This list just scratches the surface. Executive overreach has become standard fare, whether on immigration or environmental regulations. The Obama administration’s penchant for controlling leaks, a lack of transparency, and a war on journalists has been noted by the likes of former Washington Post executive editor Len Downie Jr. who said “The [Obama] administration’s war on leaks and other efforts to control information are the most aggressive I’ve seen since the Nixon administration leaks,” and New York Times reporter David Sanger who said, “This is the most closed, control-freak administration I’ve ever covered.” James Risen of the Times added that the Obama administration has been “the greatest enemy of press freedom that we have encountered in at least a generation.”

The administration’s Middle East policies have been a disaster, if not scandalous. Just look at the growing threat from the Islamic State (ISIS) and other radical jihadist Muslim groups. More than 200,000 have been killed in Syria, Libya has become a jihadist playground, described by former CIA officer Bob Baer as “Mad Max,” and Yemen, as recently as September held up as example of where Obama’s foreign policy is working, has seen a coup by Iranian backed jihadists. And looming over all of this is the unfolding, outright appeasement of an Iran with nuclear aspirations.
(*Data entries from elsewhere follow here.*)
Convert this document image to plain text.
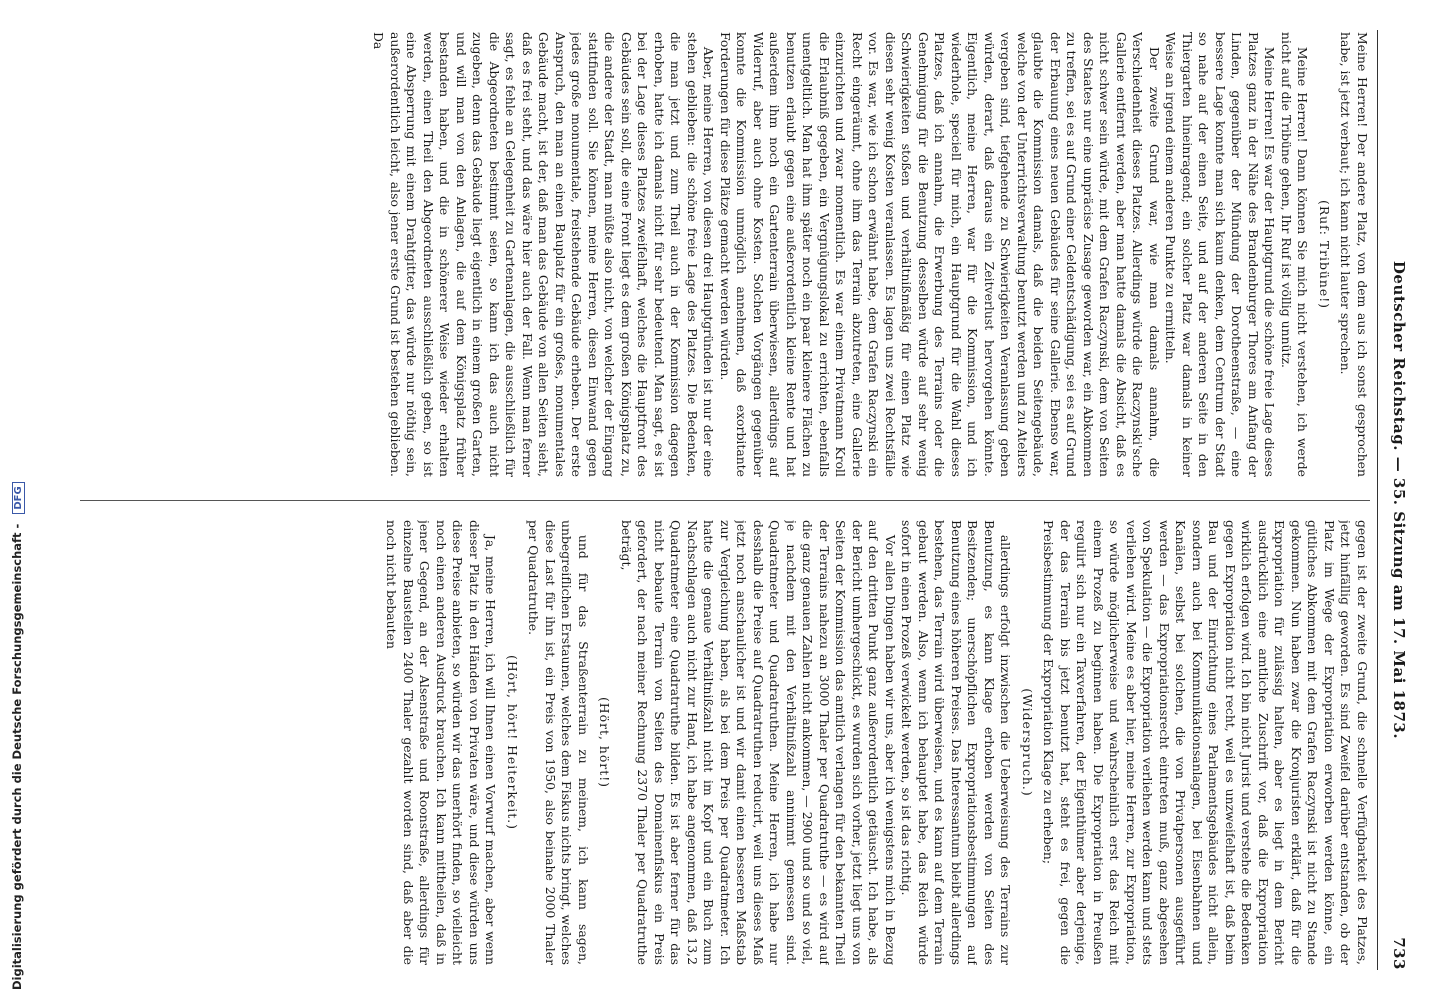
Digitalisierung gefördert durch die Deutsche Forschungsgemeinschaft - DFG	Deutscher Reichstag. — 35. Sitzung am 17. Mai 1873.
733

Meine Herren! Der andere Platz, von dem aus ich sonst gesprochen habe, ist jetzt verbaut; ich kann nicht lauter sprechen.

(Ruf: Tribüne!)

Meine Herren! Dann können Sie mich nicht verstehen, ich werde nicht auf die Tribüne gehen, Ihr Ruf ist völlig unnütz.

Meine Herren! Es war der Hauptgrund die schöne freie Lage dieses Platzes ganz in der Nähe des Brandenburger Thores am Anfang der Linden, gegenüber der Mündung der Dorotheenstraße, — eine bessere Lage konnte man sich kaum denken, dem Centrum der Stadt so nahe auf der einen Seite, und auf der anderen Seite in den Thiergarten hineinragend; ein solcher Platz war damals in keiner Weise an irgend einem anderen Punkte zu ermitteln.

Der zweite Grund war, wie man damals annahm, die Verschiedenheit dieses Platzes. Allerdings würde die Raczynski'sche Gallerie entfernt werden, aber man hatte damals die Absicht, daß es nicht schwer sein würde, mit dem Grafen Raczynski, dem von Seiten des Staates nur eine unpräcise Zusage geworden war, ein Abkommen zu treffen, sei es auf Grund einer Geldentschädigung, sei es auf Grund der Erbauung eines neuen Gebäudes für seine Gallerie. Ebenso war, glaubte die Kommission damals, daß die beiden Seitengebäude, welche von der Unterrichtsverwaltung benutzt werden und zu Ateliers vergeben sind, tiefgehende zu Schwierigkeiten Veranlassung geben würden, derart, daß daraus ein Zeitverlust hervorgehen könnte. Eigentlich, meine Herren, war für die Kommission, und ich wiederhole, speciell für mich, ein Hauptgrund für die Wahl dieses Platzes, daß ich annahm, die Erwerbung des Terrains oder die Genehmigung für die Benutzung desselben würde auf sehr wenig Schwierigkeiten stoßen und verhältnißmäßig für einen Platz wie diesen sehr wenig Kosten veranlassen. Es lagen uns zwei Rechtsfälle vor. Es war, wie ich schon erwähnt habe, dem Grafen Raczynski ein Recht eingeräumt, ohne ihm das Terrain abzutreten, eine Gallerie einzurichten und zwar momentlich. Es war einem Privatmann Kroll die Erlaubniß gegeben, ein Vergnügungslokal zu errichten, ebenfalls unentgeltlich. Man hat ihm später noch ein paar kleinere Flächen zu benutzen erlaubt gegen eine außerordentlich kleine Rente und hat außerdem ihm noch ein Gartenterrain überwiesen, allerdings auf Widerruf, aber auch ohne Kosten. Solchen Vorgängen gegenüber konnte die Kommission unmöglich annehmen, daß exorbitante Forderungen für diese Plätze gemacht werden würden.

Aber, meine Herren, von diesen drei Hauptgründen ist nur der eine stehen geblieben: die schöne freie Lage des Platzes. Die Bedenken, die man jetzt und zum Theil auch in der Kommission dagegen erhoben, hatte ich damals nicht für sehr bedeutend. Man sagt, es ist bei der Lage dieses Platzes zweifelhaft, welches die Hauptfront des Gebäudes sein soll, die eine Front liegt es dem großen Königsplatz zu, die andere der Stadt, man müßte also nicht, von welcher der Eingang stattfinden soll. Sie können, meine Herren, diesen Einwand gegen jedes große monumentale, freistehende Gebäude erheben. Der erste Anspruch, den man an einen Bauplatz für ein großes, monumentales Gebäude macht, ist der, daß man das Gebäude von allen Seiten sieht, daß es frei steht, und das wäre hier auch der Fall. Wenn man ferner sagt, es fehle an Gelegenheit zu Gartenanlagen, die ausschließlich für die Abgeordneten bestimmt seien, so kann ich das auch nicht zugeben, denn das Gebäude liegt eigentlich in einem großen Garten, und will man von den Anlagen, die auf dem Königsplatz früher bestanden haben, und die in schönerer Weise wieder erhalten werden, einen Theil den Abgeordneten ausschließlich geben, so ist eine Absperrung mit einem Drahtgitter, das würde nur nöthig sein, außerordentlich leicht, also jener erste Grund ist bestehen geblieben. Da

gegen ist der zweite Grund, die schnelle Verfügbarkeit des Platzes, jetzt hinfällig geworden. Es sind Zweifel darüber entstanden, ob der Platz im Wege der Expropriation erworben werden könne, ein gütliches Abkommen mit dem Grafen Raczynski ist nicht zu Stande gekommen. Nun haben zwar die Kronjuristen erklärt, daß für die Expropriation für zulässig halten, aber es liegt in dem Bericht ausdrücklich eine amtliche Zuschrift vor, daß die Expropriation wirklich erfolgen wird. Ich bin nicht Jurist und verstehe die Bedenken gegen Expropriation nicht recht, weil es unzweifelhaft ist, daß beim Bau und der Einrichtung eines Parlamentsgebäudes nicht allein, sondern auch bei Kommunikationsanlagen, bei Eisenbahnen und Kanälen, selbst bei solchen, die von Privatpersonen ausgeführt werden — das Expropriationsrecht eintreten muß, ganz abgesehen von Spekulation — die Expropriation verliehen werden kann und stets verliehen wird. Meine es aber hier, meine Herren, zur Expropriation, so würde möglicherweise und wahrscheinlich erst das Reich mit einem Prozeß zu beginnen haben. Die Expropriation in Preußen regulirt sich nur ein Taxverfahren, der Eigenthümer aber derjenige, der das Terrain bis jetzt benutzt hat, steht es frei, gegen die Preisbestimmung der Expropriation Klage zu erheben;

(Widerspruch.)

allerdings erfolgt inzwischen die Ueberweisung des Terrains zur Benutzung, es kann Klage erhoben werden von Seiten des Besitzenden; unerschöpflichen Expropriationsbestimmungen auf Benutzung eines höheren Preises. Das Interessantum bleibt allerdings bestehen, das Terrain wird überweisen, und es kann auf dem Terrain gebaut werden. Also, wenn ich behauptet habe, das Reich würde sofort in einen Prozeß verwickelt werden, so ist das richtig.

Vor allen Dingen haben wir uns, aber ich wenigstens mich in Bezug auf den dritten Punkt ganz außerordentlich getäuscht. Ich habe, als der Bericht umhergeschickt, es wurden sich vorher, jetzt liegt uns von Seiten der Kommission das amtlich verlangen für den bekannten Theil der Terrains nahezu an 3000 Thaler per Quadratruthe — es wird auf die ganz genauen Zahlen nicht ankommen, — 2900 und so und so viel, je nachdem mit den Verhältnißzahl annimmt gemessen sind. Quadratmeter und Quadratruthen. Meine Herren, ich habe nur desshalb die Preise auf Quadratruthen reducirt, weil uns dieses Maß jetzt noch anschaulicher ist und wir damit einen besseren Maßstab zur Vergleichung haben, als bei dem Preis per Quadratmeter. Ich hatte die genaue Verhältnißzahl nicht im Kopf und ein Buch zum Nachschlagen auch nicht zur Hand, ich habe angenommen, daß 13,2 Quadratmeter eine Quadratruthe bilden. Es ist aber ferner für das nicht bebaute Terrain von Seiten des Domainenfiskus ein Preis gefordert, der nach meiner Rechnung 2370 Thaler per Quadratruthe beträgt,

(Hört, hört!)

und für das Straßenterrain zu meinem, ich kann sagen, unbegreiflichen Erstaunen, welches dem Fiskus nichts bringt, welches diese Last für ihn ist, ein Preis von 1950, also beinahe 2000 Thaler per Quadratruthe.

(Hört, hört! Heiterkeit.)

Ja, meine Herren, ich will Ihnen einen Vorwurf machen, aber wenn dieser Platz in den Händen von Privaten wäre, und diese würden uns diese Preise anbieten, so würden wir das unerhört finden, so vielleicht noch einen anderen Ausdruck brauchen. Ich kann mittheilen, daß in jener Gegend, an der Alsenstraße und Roonstraße, allerdings für einzelne Baustellen 2400 Thaler gezahlt worden sind, daß aber die noch nicht bebauten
What unifies all of these scandals and lies is how our news media have looked past all the administration’s corruption, treating, these occurrences as discrete, minor grievances, gaffes—or even conservative or Republican political maneuvering. This means that the constant lies by the administration, and President Obama himself, can be made with impunity. The media simply will not hold President Obama, or any of his associates who might tarnish his reputation, accountable.